You can keep certain cichlids with a similar temperament that are larger or similar in size with rainbow sharks. Semi-aggressive or aggressive cichlids can defend themselves if rainbow sharks disturb them, so both of them can co-exist without problems. The firemouth cichlid in particular is a great choice, and you can even keep a school of them with rainbow sharks.

  • Angelfish

Angelfish are not great tank mates for rainbow sharks. This is because angelfish have long anal and dorsal fins, as well as 2 elongated ventral fins that a rainbow shark will nip at.

  • Betta fish

You should absolutely avoid keeping rainbow sharks and betta fish together. This is because betta fish is very small, making them highly vulnerable to the terrorizing nature of rainbow sharks. Betta fish are also slower than rainbow sharks, so they won’t be able to out-swim the other in a chase, and the shark will try eating the betta’s fins.

  • Neon Tetras

These are also small fish and only grow as long as 2.5 inches. And while rainbow sharks are territorial and aggressive, Neon Tetras are the exact opposite. They have extremely peaceful temperaments, which is why they’re highly likely to be terrorized by the larger fish. So if you want to keep the tetras safe, you should keep the two in separate tanks.

Diseases & Treatments

Unsuitable tank conditions can lead to life-threatening health complications in rainbow sharks. Some common illnesses and their causes include:

  • Ichthyophthirius multifiliis: A parasitic infection
  • Bloat/dropsy: Caused by a bacterial/viral infection, overfeeding, and Hexamita
  • Constipation: Due to a lack of fiber in the diet

Since these are common in most aquatic pets, you can treat them on your own.

Rainbow sharks are also vulnerable to the betanodavirus pathogen, which causes viral nervous necrosis. However, to date, there’s no treatment for this disease.
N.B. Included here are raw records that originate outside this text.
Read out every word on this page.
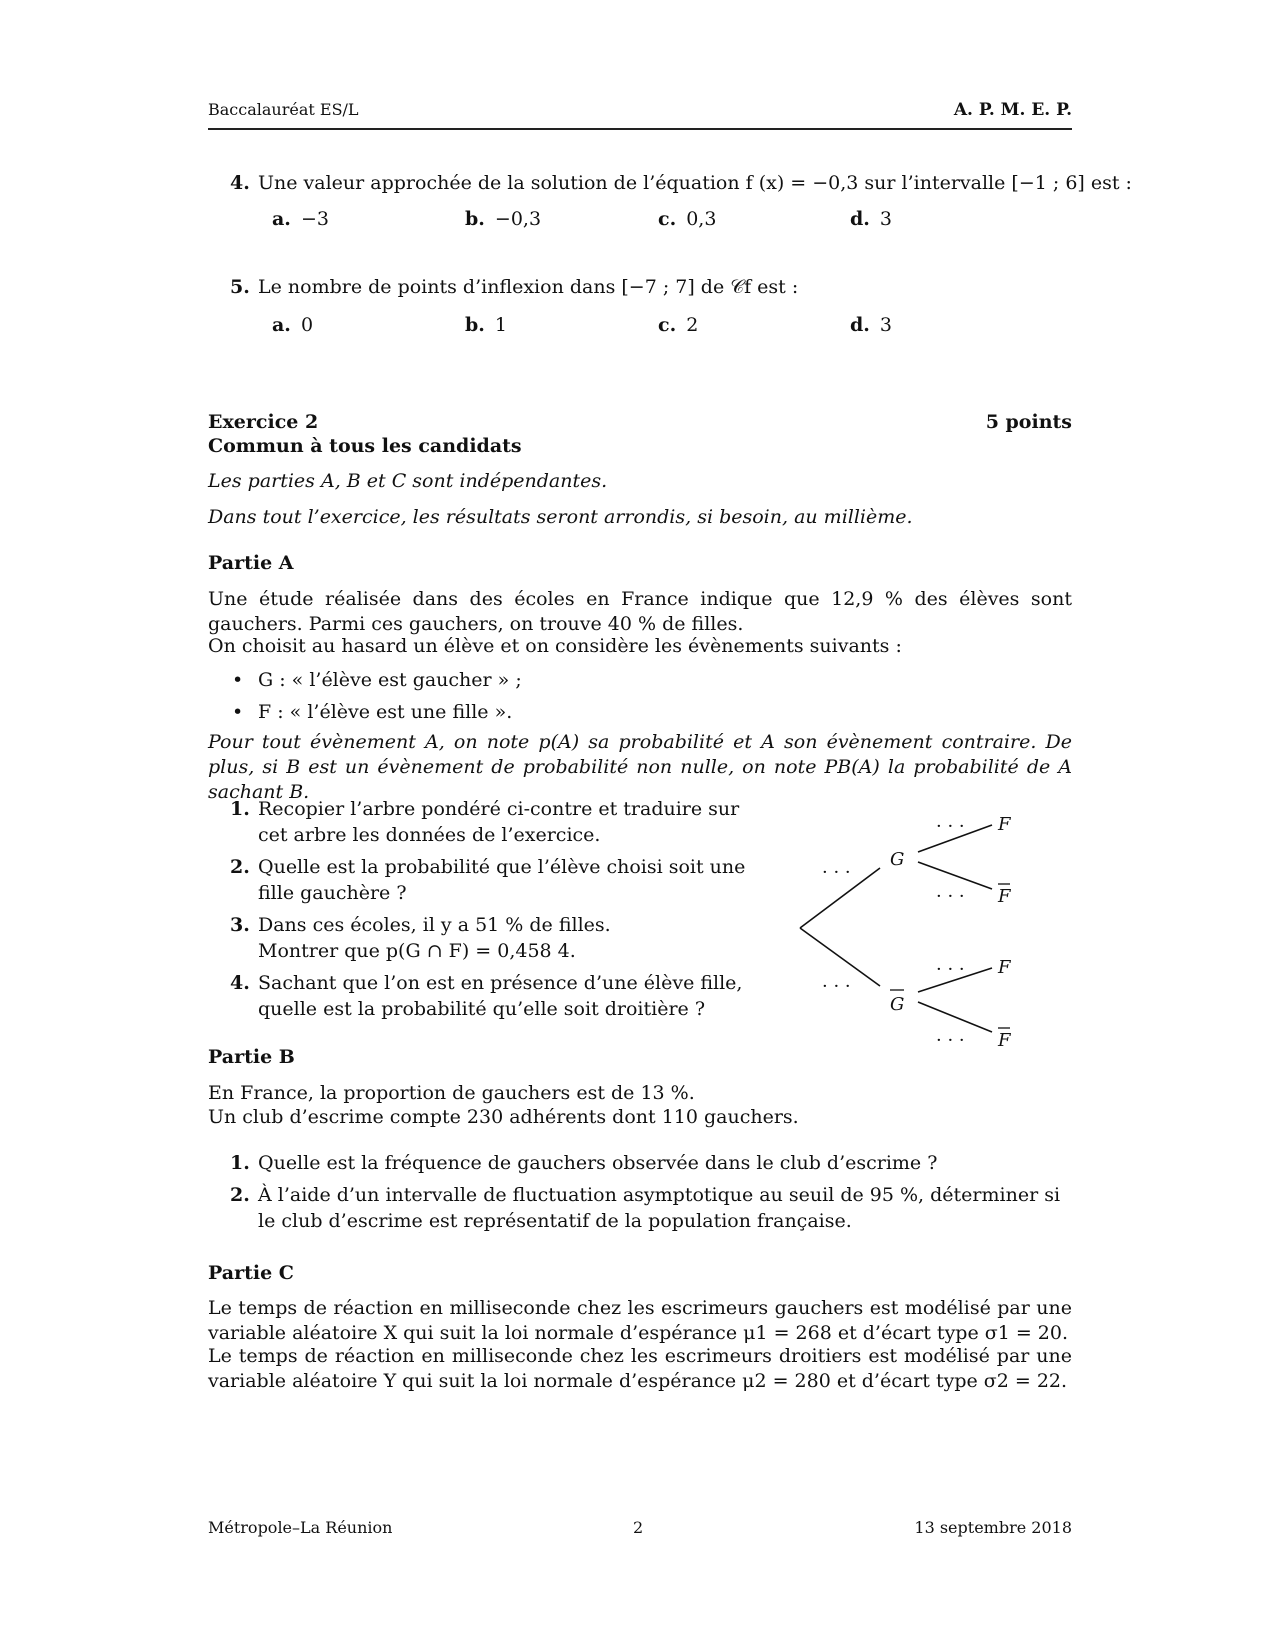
Baccalauréat ES/L	A. P. M. E. P.
4. Une valeur approchée de la solution de l’équation f (x) = −0,3 sur l’intervalle [−1 ; 6] est :
a. −3	b. −0,3	c. 0,3	d. 3
5. Le nombre de points d’inflexion dans [−7 ; 7] de 𝒞f est :
a. 0	b. 1	c. 2	d. 3
Exercice 2	5 points
Commun à tous les candidats
Les parties A, B et C sont indépendantes.
Dans tout l’exercice, les résultats seront arrondis, si besoin, au millième.
Partie A
Une étude réalisée dans des écoles en France indique que 12,9 % des élèves sont gauchers. Parmi ces gauchers, on trouve 40 % de filles.
On choisit au hasard un élève et on considère les évènements suivants :
• G : « l’élève est gaucher » ;
• F : « l’élève est une fille ».
Pour tout évènement A, on note p(A) sa probabilité et A son évènement contraire. De plus, si B est un évènement de probabilité non nulle, on note PB(A) la probabilité de A sachant B.
1. Recopier l’arbre pondéré ci-contre et traduire sur cet arbre les données de l’exercice.
2. Quelle est la probabilité que l’élève choisi soit une fille gauchère ?
3. Dans ces écoles, il y a 51 % de filles.
Montrer que p(G ∩ F) = 0,458 4.
4. Sachant que l’on est en présence d’une élève fille, quelle est la probabilité qu’elle soit droitière ?
· · ·
· · ·
· · ·
· · ·
· · ·
· · ·
G
G
F
F
F
F
Partie B
En France, la proportion de gauchers est de 13 %.
Un club d’escrime compte 230 adhérents dont 110 gauchers.
1. Quelle est la fréquence de gauchers observée dans le club d’escrime ?
2. À l’aide d’un intervalle de fluctuation asymptotique au seuil de 95 %, déterminer si le club d’escrime est représentatif de la population française.
Partie C
Le temps de réaction en milliseconde chez les escrimeurs gauchers est modélisé par une variable aléatoire X qui suit la loi normale d’espérance μ1 = 268 et d’écart type σ1 = 20.
Le temps de réaction en milliseconde chez les escrimeurs droitiers est modélisé par une variable aléatoire Y qui suit la loi normale d’espérance μ2 = 280 et d’écart type σ2 = 22.
Métropole–La Réunion	2	13 septembre 2018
Antibiotics like Prazipro are safe to use for rainbow sharks, but you should avoid medicines containing dyes, salt, and copper. We also recommend isolating sick rainbow sharks in their tank to prevent the spread of infection and to help keep other aquatic animals safe from their increased aggression.

Should you get rainbow sharks?

Rainbow sharks can make for a great addition to your aquarium, but you should take some precautions. Apart from having the right tank conditions, also make sure that you don’t keep them with similar-looking or even the same fish. Despite their territorial and aggressive nature, you won’t have problems with them if you keep them with the right tank mates and the ideal aquarium environment.

And since they are active swimmers and beautiful to look at, it’s quite fun to watch them in the aquarium. Food is not an issue either, as they can eat various food forms.

But if you’re a beginner fishkeeper, we recommend that you look for other options. Some fishkeeping experience is necessary to keep rainbow sharks happy and healthy.